Works well, much easier (once one is done, I just have to cut/paste).
Thanks a lot !
--
Suzanne S. Barnhill
Microsoft MVP (Word)
Words into Type
Fairhope, Alabama USA
Word MVP FAQ site: http://www.mvps.org/word
"Laurent" <noe...@nomail.com> wrote in message
news:Xns931DA4A3...@207.46.248.16...
> Since this is exactly the method described in
> http://www.mvps.org/word/FAQs/Formatting/LandscapeSection.htm, I'm not
> sure why you feel that article was not helpful.

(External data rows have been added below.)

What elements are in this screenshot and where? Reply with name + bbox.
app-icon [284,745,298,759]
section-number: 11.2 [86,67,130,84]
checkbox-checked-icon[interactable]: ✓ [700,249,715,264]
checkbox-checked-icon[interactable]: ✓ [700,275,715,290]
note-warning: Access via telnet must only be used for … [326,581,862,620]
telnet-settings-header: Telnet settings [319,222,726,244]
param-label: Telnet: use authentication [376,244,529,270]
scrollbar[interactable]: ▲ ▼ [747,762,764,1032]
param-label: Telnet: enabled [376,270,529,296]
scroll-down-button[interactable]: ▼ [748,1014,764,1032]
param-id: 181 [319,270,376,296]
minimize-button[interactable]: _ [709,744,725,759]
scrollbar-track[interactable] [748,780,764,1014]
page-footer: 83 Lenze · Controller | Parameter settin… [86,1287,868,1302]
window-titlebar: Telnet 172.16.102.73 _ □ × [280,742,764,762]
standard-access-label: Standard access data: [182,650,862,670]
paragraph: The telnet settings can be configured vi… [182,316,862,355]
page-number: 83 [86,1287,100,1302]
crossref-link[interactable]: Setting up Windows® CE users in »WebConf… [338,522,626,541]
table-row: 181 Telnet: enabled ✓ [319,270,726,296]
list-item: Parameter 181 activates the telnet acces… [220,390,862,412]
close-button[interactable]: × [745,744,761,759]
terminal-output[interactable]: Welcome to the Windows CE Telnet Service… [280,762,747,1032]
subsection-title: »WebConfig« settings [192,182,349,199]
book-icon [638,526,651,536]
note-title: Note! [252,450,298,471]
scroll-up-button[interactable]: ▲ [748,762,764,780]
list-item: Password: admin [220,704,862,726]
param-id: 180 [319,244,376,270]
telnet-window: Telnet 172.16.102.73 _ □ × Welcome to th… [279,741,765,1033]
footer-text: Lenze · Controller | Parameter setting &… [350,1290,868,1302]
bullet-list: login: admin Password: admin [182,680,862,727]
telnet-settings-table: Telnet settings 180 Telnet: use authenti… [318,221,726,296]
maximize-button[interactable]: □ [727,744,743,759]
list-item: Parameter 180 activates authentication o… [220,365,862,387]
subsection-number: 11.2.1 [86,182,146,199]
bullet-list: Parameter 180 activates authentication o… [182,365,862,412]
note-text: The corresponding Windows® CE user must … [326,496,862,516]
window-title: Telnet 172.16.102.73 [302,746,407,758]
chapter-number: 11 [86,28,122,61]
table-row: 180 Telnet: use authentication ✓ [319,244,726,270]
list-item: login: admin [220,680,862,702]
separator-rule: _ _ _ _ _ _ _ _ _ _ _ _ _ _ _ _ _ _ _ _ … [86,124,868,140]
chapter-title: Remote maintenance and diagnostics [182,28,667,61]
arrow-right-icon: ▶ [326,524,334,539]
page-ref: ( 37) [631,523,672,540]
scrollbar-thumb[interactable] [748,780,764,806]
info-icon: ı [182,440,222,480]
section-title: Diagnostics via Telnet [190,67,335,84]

You're right. Now that I read it again, it is exactly what the article
describe. Sorry.
I did not feel the article helpful at first because I didn't experiment
much the issue at time of the reading and all this was very abstract. Also
because the article describes four techniques different in nature and that
specific section of the article focus more on steps to follow than on
describing the result of the technique in itself, with its pro/cons. The
article makes sense only if you try and see what the steps actually
perform. Also, not all the steps are described if I compare to what I did
with my own technique. At last, English not being my mother tongue, I maybe
misread the introduction of that section of the article which explains the
pros and cons of another technique. All this together resulted in having me
not understanding at all the advantages and power of this technique, and
led me to reinvent the wheel when I did not have to.
These are NOT critics about the article which is well written, but I did
read it twice before asking for help an did not catch it. So my fault.